Plastisches Gestalten Intro

Plastisches Gestalten

Willkommen im Fachgebiet Plastisches Gestalten

Das Fachgebiet Plastisches Gestalten definiert Proportion, Dimension und Materialität – also haptisch-analoge Gestaltungsmittel, als grundlegende Instrumente des Architekten. Die Qualität des gebauten Raumes hängt unmittelbar mit den Eigenschaften der Masse zusammen, die ihn umfasst. Diese Symbiose zwischen Raum und Masse bildet den Kern von Lehre und Forschung des Fachgebiets.

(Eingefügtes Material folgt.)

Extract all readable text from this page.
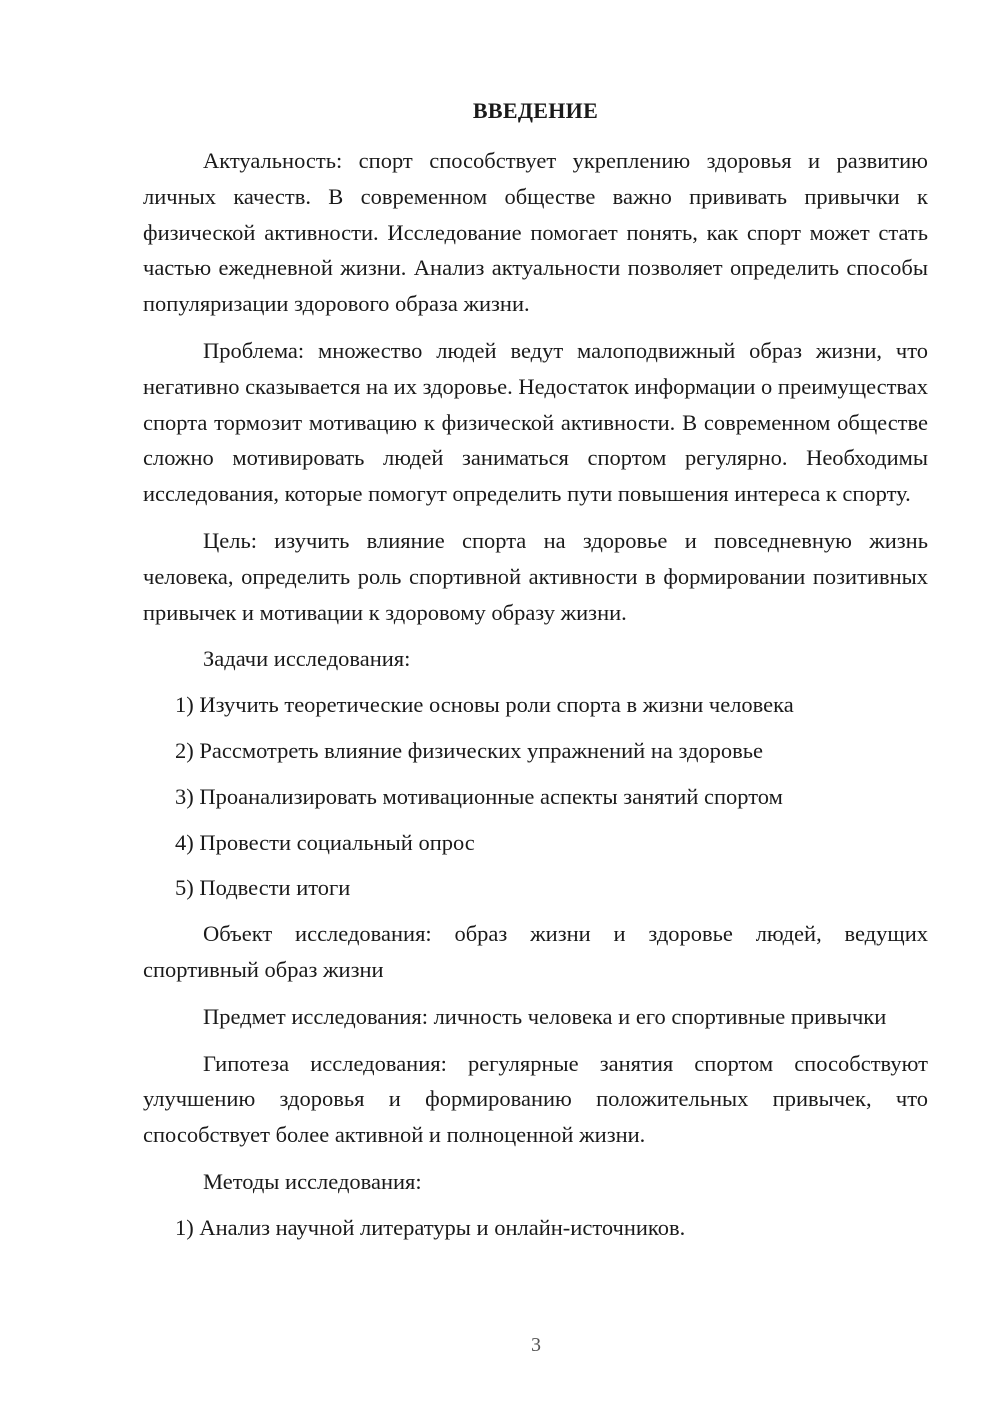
ВВЕДЕНИЕ

Актуальность: спорт способствует укреплению здоровья и развитию личных качеств. В современном обществе важно прививать привычки к физической активности. Исследование помогает понять, как спорт может стать частью ежедневной жизни. Анализ актуальности позволяет определить способы популяризации здорового образа жизни.

Проблема: множество людей ведут малоподвижный образ жизни, что негативно сказывается на их здоровье. Недостаток информации о преимуществах спорта тормозит мотивацию к физической активности. В современном обществе сложно мотивировать людей заниматься спортом регулярно. Необходимы исследования, которые помогут определить пути повышения интереса к спорту.

Цель: изучить влияние спорта на здоровье и повседневную жизнь человека, определить роль спортивной активности в формировании позитивных привычек и мотивации к здоровому образу жизни.

Задачи исследования:

1) Изучить теоретические основы роли спорта в жизни человека

2) Рассмотреть влияние физических упражнений на здоровье

3) Проанализировать мотивационные аспекты занятий спортом

4) Провести социальный опрос

5) Подвести итоги

Объект исследования: образ жизни и здоровье людей, ведущих спортивный образ жизни

Предмет исследования: личность человека и его спортивные привычки

Гипотеза исследования: регулярные занятия спортом способствуют улучшению здоровья и формированию положительных привычек, что способствует более активной и полноценной жизни.

Методы исследования:

1) Анализ научной литературы и онлайн-источников.

3
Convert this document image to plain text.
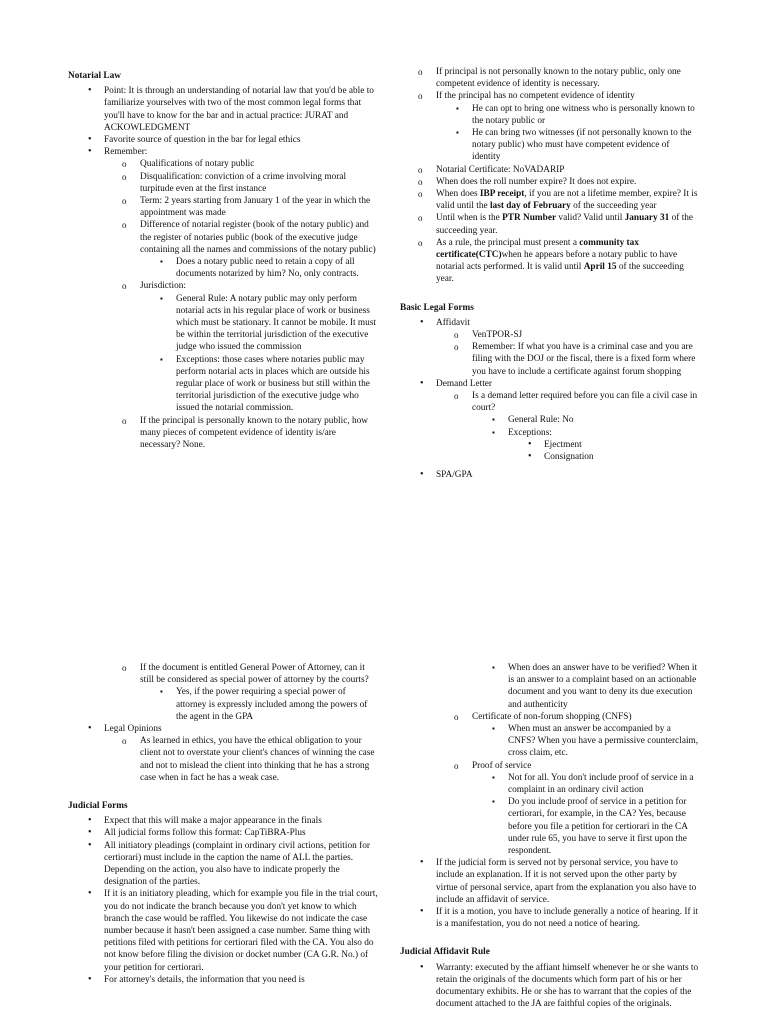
Notarial Law
• Point: It is through an understanding of notarial law that you'd be able to familiarize yourselves with two of the most common legal forms that you'll have to know for the bar and in actual practice: JURAT and ACKOWLEDGMENT
• Favorite source of question in the bar for legal ethics
• Remember:
o Qualifications of notary public
o Disqualification: conviction of a crime involving moral turpitude even at the first instance
o Term: 2 years starting from January 1 of the year in which the appointment was made
o Difference of notarial register (book of the notary public) and the register of notaries public (book of the executive judge containing all the names and commissions of the notary public)
▪ Does a notary public need to retain a copy of all documents notarized by him? No, only contracts.
o Jurisdiction:
▪ General Rule: A notary public may only perform notarial acts in his regular place of work or business which must be stationary. It cannot be mobile. It must be within the territorial jurisdiction of the executive judge who issued the commission
▪ Exceptions: those cases where notaries public may perform notarial acts in places which are outside his regular place of work or business but still within the territorial jurisdiction of the executive judge who issued the notarial commission.
o If the principal is personally known to the notary public, how many pieces of competent evidence of identity is/are necessary? None.
o If principal is not personally known to the notary public, only one competent evidence of identity is necessary.
o If the principal has no competent evidence of identity
▪ He can opt to bring one witness who is personally known to the notary public or
▪ He can bring two witnesses (if not personally known to the notary public) who must have competent evidence of identity
o Notarial Certificate: NoVADARIP
o When does the roll number expire? It does not expire.
o When does IBP receipt, if you are not a lifetime member, expire? It is valid until the last day of February of the succeeding year
o Until when is the PTR Number valid? Valid until January 31 of the succeeding year.
o As a rule, the principal must present a community tax certificate(CTC)when he appears before a notary public to have notarial acts performed. It is valid until April 15 of the succeeding year.
Basic Legal Forms
• Affidavit
o VenTPOR-SJ
o Remember: If what you have is a criminal case and you are filing with the DOJ or the fiscal, there is a fixed form where you have to include a certificate against forum shopping
• Demand Letter
o Is a demand letter required before you can file a civil case in court?
▪ General Rule: No
▪ Exceptions:
• Ejectment
• Consignation
• SPA/GPA
o If the document is entitled General Power of Attorney, can it still be considered as special power of attorney by the courts?
▪ Yes, if the power requiring a special power of attorney is expressly included among the powers of the agent in the GPA
• Legal Opinions
o As learned in ethics, you have the ethical obligation to your client not to overstate your client's chances of winning the case and not to mislead the client into thinking that he has a strong case when in fact he has a weak case.
Judicial Forms
• Expect that this will make a major appearance in the finals
• All judicial forms follow this format: CapTiBRA-Plus
• All initiatory pleadings (complaint in ordinary civil actions, petition for certiorari) must include in the caption the name of ALL the parties. Depending on the action, you also have to indicate properly the designation of the parties.
• If it is an initiatory pleading, which for example you file in the trial court, you do not indicate the branch because you don't yet know to which branch the case would be raffled. You likewise do not indicate the case number because it hasn't been assigned a case number. Same thing with petitions filed with petitions for certiorari filed with the CA. You also do not know before filing the division or docket number (CA G.R. No.) of your petition for certiorari.
• For attorney's details, the information that you need is
▪ When does an answer have to be verified? When it is an answer to a complaint based on an actionable document and you want to deny its due execution and authenticity
o Certificate of non-forum shopping (CNFS)
▪ When must an answer be accompanied by a CNFS? When you have a permissive counterclaim, cross claim, etc.
o Proof of service
▪ Not for all. You don't include proof of service in a complaint in an ordinary civil action
▪ Do you include proof of service in a petition for certiorari, for example, in the CA? Yes, because before you file a petition for certiorari in the CA under rule 65, you have to serve it first upon the respondent.
• If the judicial form is served not by personal service, you have to include an explanation. If it is not served upon the other party by virtue of personal service, apart from the explanation you also have to include an affidavit of service.
• If it is a motion, you have to include generally a notice of hearing. If it is a manifestation, you do not need a notice of hearing.
Judicial Affidavit Rule
• Warranty: executed by the affiant himself whenever he or she wants to retain the originals of the documents which form part of his or her documentary exhibits. He or she has to warrant that the copies of the document attached to the JA are faithful copies of the originals.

Materialbezogene Fragestellungen finden sich im Umgang mit Glas, Keramik und Bronze im Gestaltungsprozess, Kunsthandwerk bis hin zur zeitgenössischen Kunst. Zudem führt das Fachgebiet Forschungskooperationen mit Ingenieurs und naturwissenschaftlichen Fachdisziplinen und arbeitet an architektonischen Gestaltungsfragen in Bezug auf Papierwerkstoffe.

Seit 2017 ist das Fachgebiet als Kooperationspartner im LOEWE Projekt BAMP! – Bauen mit Papier involviert, mit dem Ziel der Entwicklung von Baumaterialien und Bauweisen in Bezug auf Papier als Werkstoff.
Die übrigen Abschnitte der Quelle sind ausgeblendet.